Synesthesia is the experience of one sensory input leading involuntarily to another. A person who often experiences this is called a synesthete. For example, some synesthetes spontaneously associate letters of the alphabet and numbers with colors.
Research has shown, for example, that the letter A is often associated with the color red. Surely we’re not all channeling Nathaniel Hawthorne’s Hester Pryne.
Slonimsky writes, “The first scientific (or pseudoscientific) treatment of this supposed association was given by the English rationalist philosopher John Locke in An Essay Concerning Human Understanding, published in 1690.”
On perhaps more scientific grounds, notes Slonimsky, “An English ophthalmologist, Theodore Woolhouse, drew up an arbitrary comparative table of sounds and colors, asserting, for instance, that the sound of a trumpet was red.”
The color organ. Slonimsky also cites Russian composer Alexander Scriabin, 1871–1915, being influenced by chromesthesia. Scriabin’s last composition, Prométhée, 1910, has a part for a color organ, an instrument that would “inundate a concert hall with changing colors correlating to keys struck on the organ manual.”
Color hearing commonality?
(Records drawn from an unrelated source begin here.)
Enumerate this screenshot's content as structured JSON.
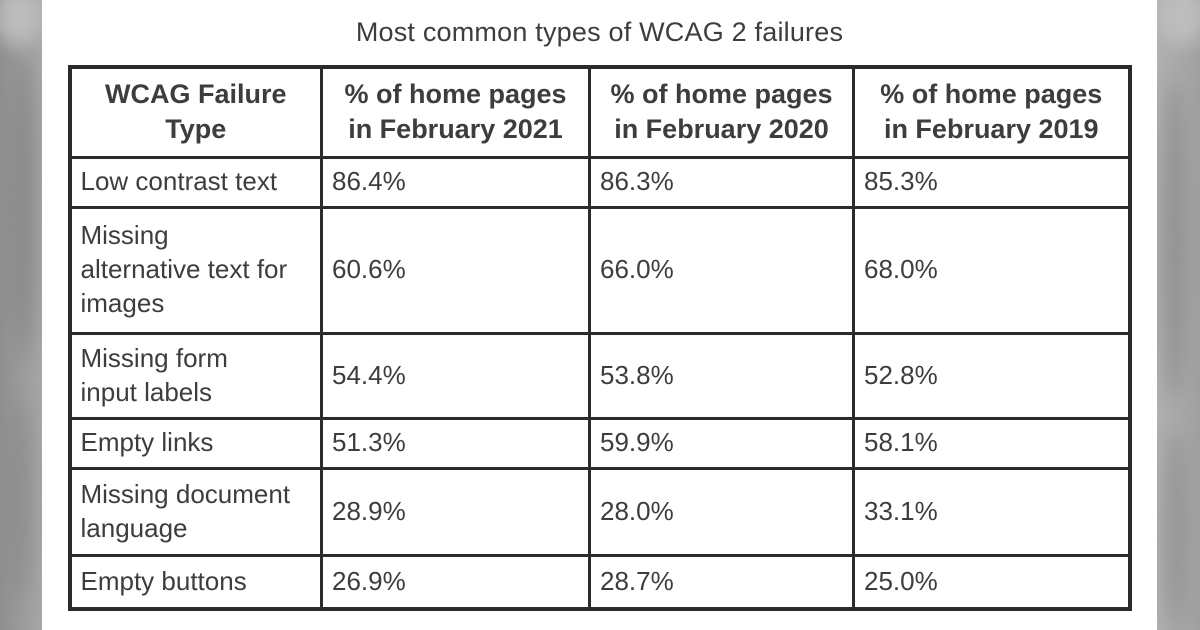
{
  "page": {
    "title": "Most common types of WCAG 2 failures"
  },
  "table": {
    "headers": [
      "WCAG Failure\nType",
      "% of home pages\nin February 2021",
      "% of home pages\nin February 2020",
      "% of home pages\nin February 2019"
    ],
    "rows": [
      {
        "type": "Low contrast text",
        "values": [
          "86.4%",
          "86.3%",
          "85.3%"
        ]
      },
      {
        "type": "Missing\nalternative text for\nimages",
        "values": [
          "60.6%",
          "66.0%",
          "68.0%"
        ]
      },
      {
        "type": "Missing form\ninput labels",
        "values": [
          "54.4%",
          "53.8%",
          "52.8%"
        ]
      },
      {
        "type": "Empty links",
        "values": [
          "51.3%",
          "59.9%",
          "58.1%"
        ]
      },
      {
        "type": "Missing document\nlanguage",
        "values": [
          "28.9%",
          "28.0%",
          "33.1%"
        ]
      },
      {
        "type": "Empty buttons",
        "values": [
          "26.9%",
          "28.7%",
          "25.0%"
        ]
      }
    ]
  },
  "chart_data": {
    "type": "table",
    "title": "Most common types of WCAG 2 failures",
    "columns": [
      "WCAG Failure Type",
      "% of home pages in February 2021",
      "% of home pages in February 2020",
      "% of home pages in February 2019"
    ],
    "rows": [
      [
        "Low contrast text",
        86.4,
        86.3,
        85.3
      ],
      [
        "Missing alternative text for images",
        60.6,
        66.0,
        68.0
      ],
      [
        "Missing form input labels",
        54.4,
        53.8,
        52.8
      ],
      [
        "Empty links",
        51.3,
        59.9,
        58.1
      ],
      [
        "Missing document language",
        28.9,
        28.0,
        33.1
      ],
      [
        "Empty buttons",
        26.9,
        28.7,
        25.0
      ]
    ]
  },
  "colors": {
    "border": "#2b2b2b",
    "text": "#3d3d3d",
    "panel_bg": "#ffffff",
    "band_base": "#a2a2a2",
    "band_dark": "#858585",
    "band_light": "#c0c0c0"
  }
}
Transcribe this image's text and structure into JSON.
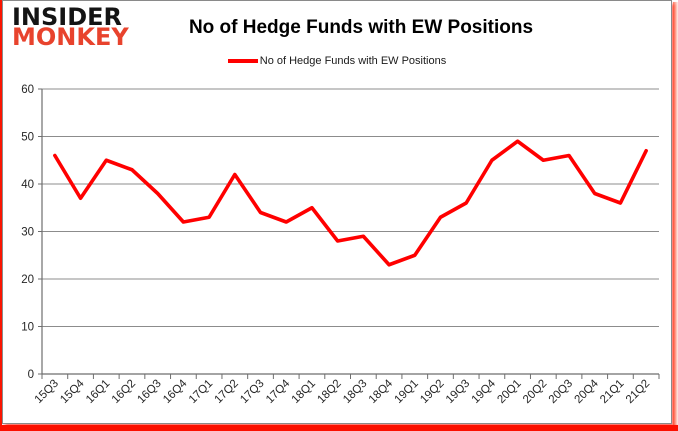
{
  "logo": {
    "line1": "INSIDER",
    "line2": "MONKEY"
  },
  "header": {
    "title": "No of Hedge Funds with EW Positions"
  },
  "legend": {
    "label": "No of Hedge Funds with EW Positions",
    "marker_color": "#FF0000"
  },
  "chart_data": {
    "type": "line",
    "title": "No of Hedge Funds with EW Positions",
    "categories": [
      "15Q3",
      "15Q4",
      "16Q1",
      "16Q2",
      "16Q3",
      "16Q4",
      "17Q1",
      "17Q2",
      "17Q3",
      "17Q4",
      "18Q1",
      "18Q2",
      "18Q3",
      "18Q4",
      "19Q1",
      "19Q2",
      "19Q3",
      "19Q4",
      "20Q1",
      "20Q2",
      "20Q3",
      "20Q4",
      "21Q1",
      "21Q2"
    ],
    "series": [
      {
        "name": "No of Hedge Funds with EW Positions",
        "color": "#FF0000",
        "values": [
          46,
          37,
          45,
          43,
          38,
          32,
          33,
          42,
          34,
          32,
          35,
          28,
          29,
          23,
          25,
          33,
          36,
          45,
          49,
          45,
          46,
          38,
          36,
          47
        ]
      }
    ],
    "xlabel": "",
    "ylabel": "",
    "ylim": [
      0,
      60
    ],
    "yticks": [
      0,
      10,
      20,
      30,
      40,
      50,
      60
    ],
    "grid": true,
    "legend_position": "top",
    "colors": {
      "gridline": "#8c8c8c",
      "axis": "#6e6e6e",
      "tick_label": "#262626",
      "line_width": 3.6
    }
  }
}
Perfect pitch would seem important to anyone possessing chromesthesia: For example, those affected by deuteranopia cannot differentiate between red and green; most of us have no trouble with these and other colors. But only the musically talented can recognize notes and tonality with any precision.
Slonimsky writes, “Random testing of color hearing among persons having perfect pitch, however, shows no demonstrable coincidences in color designation. There is a signal exception, however. Most musicians perceive the key of C major as white, and the key of F-sharp major as black.”
Then he notes, drolly, “The C major scale is played on the white keys and the F-sharp scale is played on the black keys, with white keys used for only two notes.”
He suggests that “color hearing is a purely subjective impression, similar to color perception by sensitive persons (particularly children) who are apt to describe natural sound phenomena in terms of color (thunder is gray, crying is red).”
Pitch inflation. Slonimsky also brings up the matter of musical pitch inflation, ‘which has been consistently on the rise for more than a century.” Middle A used to be 440 cycles/second; today, striving for enhanced sonority, conductors and orchestras have been known to tune to 450 cycles/second.
Slonimsky writes, “Should Mozart come back to life and hear the performance of his Jupiter Symphony, which is in C major, he would hear it as being in D-flat. Would he then cease to hear that work in white as proper for C major?”
Hmm. My perception of Mozart’s Ein Kleine Nachtmusik being royal purple might disagree with Mozart’s. I’m comfortable, though, with the Stones’ Satisfaction being raucous red and Glenn Miller’s Moonlight Serenade as silvery.